On smaller horsepower motors you can get just as good if not better performance out of a Q-jet than a Holley.

My Dad was sorta of a guru on Q-jets around here.We raced with them for years.My Dad had to run Q-jets in certain stock classes years ago,and just stuck with them into bracket racing.

You can really do some tricks to pump some gas and power out of one.

Look at some early car magizines and you'll find some of these tricks.

I could always get about a 10th or better out of a Q-jet over a Holey on my 327 motors at the track.

Besides, when you kick down the four barrel,man what a sound !

I like looking for the older Pontiac style with the fuel inlet in the front.Better fuel flow rate and ease of runing a fuel line.
 
I'm not even thinking about a holley.....I'm just trying to figure out what I have...

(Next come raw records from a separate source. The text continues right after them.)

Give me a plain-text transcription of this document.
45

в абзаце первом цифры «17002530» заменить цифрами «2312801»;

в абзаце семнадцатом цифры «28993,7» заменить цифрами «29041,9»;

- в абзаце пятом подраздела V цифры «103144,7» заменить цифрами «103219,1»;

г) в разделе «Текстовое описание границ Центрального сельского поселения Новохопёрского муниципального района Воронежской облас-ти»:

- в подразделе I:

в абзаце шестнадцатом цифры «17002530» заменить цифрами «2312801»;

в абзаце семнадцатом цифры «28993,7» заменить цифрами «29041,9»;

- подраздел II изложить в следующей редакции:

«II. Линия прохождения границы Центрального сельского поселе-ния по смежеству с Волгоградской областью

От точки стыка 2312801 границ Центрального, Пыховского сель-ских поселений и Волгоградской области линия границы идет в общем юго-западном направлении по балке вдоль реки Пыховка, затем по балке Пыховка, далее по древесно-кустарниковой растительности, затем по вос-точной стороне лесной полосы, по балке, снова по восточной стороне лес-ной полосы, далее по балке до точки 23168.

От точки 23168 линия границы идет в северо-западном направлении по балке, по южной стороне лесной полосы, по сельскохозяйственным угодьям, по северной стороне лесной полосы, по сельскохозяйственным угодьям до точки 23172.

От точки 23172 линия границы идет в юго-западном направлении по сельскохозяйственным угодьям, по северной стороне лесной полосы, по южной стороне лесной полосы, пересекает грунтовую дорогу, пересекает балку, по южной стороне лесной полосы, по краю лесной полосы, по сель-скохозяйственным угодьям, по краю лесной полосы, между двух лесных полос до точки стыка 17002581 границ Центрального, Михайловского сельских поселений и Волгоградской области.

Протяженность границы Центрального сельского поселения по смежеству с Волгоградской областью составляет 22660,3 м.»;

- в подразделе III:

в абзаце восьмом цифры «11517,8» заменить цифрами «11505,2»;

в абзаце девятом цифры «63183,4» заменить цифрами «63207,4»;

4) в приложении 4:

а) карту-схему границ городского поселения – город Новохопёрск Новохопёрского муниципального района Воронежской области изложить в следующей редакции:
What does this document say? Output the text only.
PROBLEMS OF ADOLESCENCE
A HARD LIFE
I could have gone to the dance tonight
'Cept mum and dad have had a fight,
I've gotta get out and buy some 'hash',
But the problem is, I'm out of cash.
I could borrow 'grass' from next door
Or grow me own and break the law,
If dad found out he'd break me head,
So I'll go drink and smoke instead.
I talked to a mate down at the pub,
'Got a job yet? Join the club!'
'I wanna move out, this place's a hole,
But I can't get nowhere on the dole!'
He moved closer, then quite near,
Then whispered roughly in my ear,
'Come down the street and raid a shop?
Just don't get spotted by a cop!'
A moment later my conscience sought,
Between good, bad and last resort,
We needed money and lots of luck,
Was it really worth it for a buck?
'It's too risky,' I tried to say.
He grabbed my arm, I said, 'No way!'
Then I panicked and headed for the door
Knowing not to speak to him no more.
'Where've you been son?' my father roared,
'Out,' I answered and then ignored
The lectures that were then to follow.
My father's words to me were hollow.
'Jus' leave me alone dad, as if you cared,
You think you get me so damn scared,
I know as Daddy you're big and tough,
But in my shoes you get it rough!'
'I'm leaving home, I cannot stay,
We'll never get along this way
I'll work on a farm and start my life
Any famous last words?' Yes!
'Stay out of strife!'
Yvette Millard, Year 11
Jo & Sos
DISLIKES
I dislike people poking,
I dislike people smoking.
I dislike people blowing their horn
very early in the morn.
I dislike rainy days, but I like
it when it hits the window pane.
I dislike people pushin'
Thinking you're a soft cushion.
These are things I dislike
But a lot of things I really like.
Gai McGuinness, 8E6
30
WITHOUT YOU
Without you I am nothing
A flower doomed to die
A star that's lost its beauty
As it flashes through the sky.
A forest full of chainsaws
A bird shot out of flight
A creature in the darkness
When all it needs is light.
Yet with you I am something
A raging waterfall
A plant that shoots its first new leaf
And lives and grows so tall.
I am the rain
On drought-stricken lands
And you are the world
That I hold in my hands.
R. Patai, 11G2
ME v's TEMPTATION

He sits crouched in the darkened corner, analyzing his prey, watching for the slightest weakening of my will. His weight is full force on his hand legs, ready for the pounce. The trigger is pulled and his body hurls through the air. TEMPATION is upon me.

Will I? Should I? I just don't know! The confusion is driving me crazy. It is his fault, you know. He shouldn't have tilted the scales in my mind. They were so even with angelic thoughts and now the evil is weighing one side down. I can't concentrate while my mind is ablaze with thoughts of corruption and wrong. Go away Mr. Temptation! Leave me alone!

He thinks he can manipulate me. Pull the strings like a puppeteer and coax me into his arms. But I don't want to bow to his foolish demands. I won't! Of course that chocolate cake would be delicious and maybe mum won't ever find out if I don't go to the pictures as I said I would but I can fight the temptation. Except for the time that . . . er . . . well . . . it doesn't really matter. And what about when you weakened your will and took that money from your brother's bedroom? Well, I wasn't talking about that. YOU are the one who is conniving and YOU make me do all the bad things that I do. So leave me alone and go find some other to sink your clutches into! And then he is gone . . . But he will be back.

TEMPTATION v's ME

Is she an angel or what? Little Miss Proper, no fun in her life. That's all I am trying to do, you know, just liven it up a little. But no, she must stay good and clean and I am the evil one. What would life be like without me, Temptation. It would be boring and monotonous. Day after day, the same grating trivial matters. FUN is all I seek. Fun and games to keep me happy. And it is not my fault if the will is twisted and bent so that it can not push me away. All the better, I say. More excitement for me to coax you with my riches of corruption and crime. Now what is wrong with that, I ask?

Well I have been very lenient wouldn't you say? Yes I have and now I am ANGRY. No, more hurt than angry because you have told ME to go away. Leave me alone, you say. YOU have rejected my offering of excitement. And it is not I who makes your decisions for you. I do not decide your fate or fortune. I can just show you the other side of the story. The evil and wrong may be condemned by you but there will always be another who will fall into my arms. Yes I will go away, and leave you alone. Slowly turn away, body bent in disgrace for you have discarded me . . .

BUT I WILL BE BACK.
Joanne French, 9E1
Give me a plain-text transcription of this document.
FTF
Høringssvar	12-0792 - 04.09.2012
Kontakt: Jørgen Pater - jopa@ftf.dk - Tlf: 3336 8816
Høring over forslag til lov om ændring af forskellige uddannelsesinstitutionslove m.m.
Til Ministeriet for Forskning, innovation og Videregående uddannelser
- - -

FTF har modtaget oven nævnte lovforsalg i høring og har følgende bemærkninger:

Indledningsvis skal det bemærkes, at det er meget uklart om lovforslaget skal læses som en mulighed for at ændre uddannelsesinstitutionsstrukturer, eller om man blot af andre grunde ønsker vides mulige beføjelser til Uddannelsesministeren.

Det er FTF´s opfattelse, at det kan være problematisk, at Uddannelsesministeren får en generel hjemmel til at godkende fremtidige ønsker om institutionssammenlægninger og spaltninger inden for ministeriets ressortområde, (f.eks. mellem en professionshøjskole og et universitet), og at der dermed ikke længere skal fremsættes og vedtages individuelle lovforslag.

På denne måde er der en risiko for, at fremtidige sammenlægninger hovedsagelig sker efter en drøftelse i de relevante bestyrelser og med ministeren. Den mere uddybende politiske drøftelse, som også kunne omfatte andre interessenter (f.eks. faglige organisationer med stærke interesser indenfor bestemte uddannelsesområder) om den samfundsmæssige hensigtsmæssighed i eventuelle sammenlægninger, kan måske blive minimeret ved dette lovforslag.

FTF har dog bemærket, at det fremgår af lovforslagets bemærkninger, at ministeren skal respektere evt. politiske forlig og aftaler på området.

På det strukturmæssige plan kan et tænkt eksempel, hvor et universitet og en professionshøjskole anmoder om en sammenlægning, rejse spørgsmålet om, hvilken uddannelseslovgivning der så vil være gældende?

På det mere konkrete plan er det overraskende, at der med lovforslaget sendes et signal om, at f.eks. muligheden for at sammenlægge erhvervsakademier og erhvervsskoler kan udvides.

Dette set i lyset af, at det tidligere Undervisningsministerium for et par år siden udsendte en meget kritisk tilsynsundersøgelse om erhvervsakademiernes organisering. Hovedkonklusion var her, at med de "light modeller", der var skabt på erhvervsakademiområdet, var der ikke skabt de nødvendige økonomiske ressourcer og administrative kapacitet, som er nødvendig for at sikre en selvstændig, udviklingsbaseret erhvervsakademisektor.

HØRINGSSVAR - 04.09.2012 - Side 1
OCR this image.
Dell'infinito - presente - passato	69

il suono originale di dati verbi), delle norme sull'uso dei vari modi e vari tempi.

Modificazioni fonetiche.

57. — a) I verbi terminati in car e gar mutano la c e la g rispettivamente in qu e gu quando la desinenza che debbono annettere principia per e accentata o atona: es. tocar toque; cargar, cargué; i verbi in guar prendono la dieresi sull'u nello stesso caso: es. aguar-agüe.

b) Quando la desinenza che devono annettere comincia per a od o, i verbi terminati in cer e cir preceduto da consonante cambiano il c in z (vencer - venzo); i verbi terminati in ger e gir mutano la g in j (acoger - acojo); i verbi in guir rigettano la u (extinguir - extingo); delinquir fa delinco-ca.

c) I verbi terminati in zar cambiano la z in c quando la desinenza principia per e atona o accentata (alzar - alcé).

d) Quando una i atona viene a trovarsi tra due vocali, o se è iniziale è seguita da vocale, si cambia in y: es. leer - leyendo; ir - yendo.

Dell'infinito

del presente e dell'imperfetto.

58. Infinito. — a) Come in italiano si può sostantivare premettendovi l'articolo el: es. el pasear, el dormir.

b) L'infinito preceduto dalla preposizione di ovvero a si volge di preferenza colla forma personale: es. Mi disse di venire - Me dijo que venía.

soooo...it has the number 17059205 but that does not relate to any online number for a carter...it does for a rochester and it's a carb for a 79 truck but this choke with a stovepipe has been upgraded to a electric choke and in 79 the only choke that was used was electric....I'm going to toss this on my car and see how it works....
 
That should be a good carb. I have used 79' Buick and Pontiac carbs and they seemed to idle better than most. 79' had the hot air choke, 80' was first year for electric. I backfit all mine to electric. Be sure whoever modified it that they closed off the air port that goes from the float bowl to the choke. It is to draw air into the choke houseing through the hot air tube in the manifold. If it is not plugged it is a vacuum leak. I use a lead ball (fishing split-shot) to plug it at the float bowl body. It also has the APT (adjustable part throttle) that can be tuned for better takeoff. There is a little plug in the top of the airhorn right above the metering rods that can be popped out and a threaded plug screwed in it's place. By turning it you can raise or lower the rods in the jets. The factory warns about NEVER touching it but just screw it down all the way and count the turns so you know what it was set at from the factory. It takes s a "double D" socket like the mixture screws, but a secondary hanger with the end ground down works too. Does it have that rear mounted choke pulloff? They suck, the linkage gets hung up and the fast idle won't drop off. Front mounted is way better.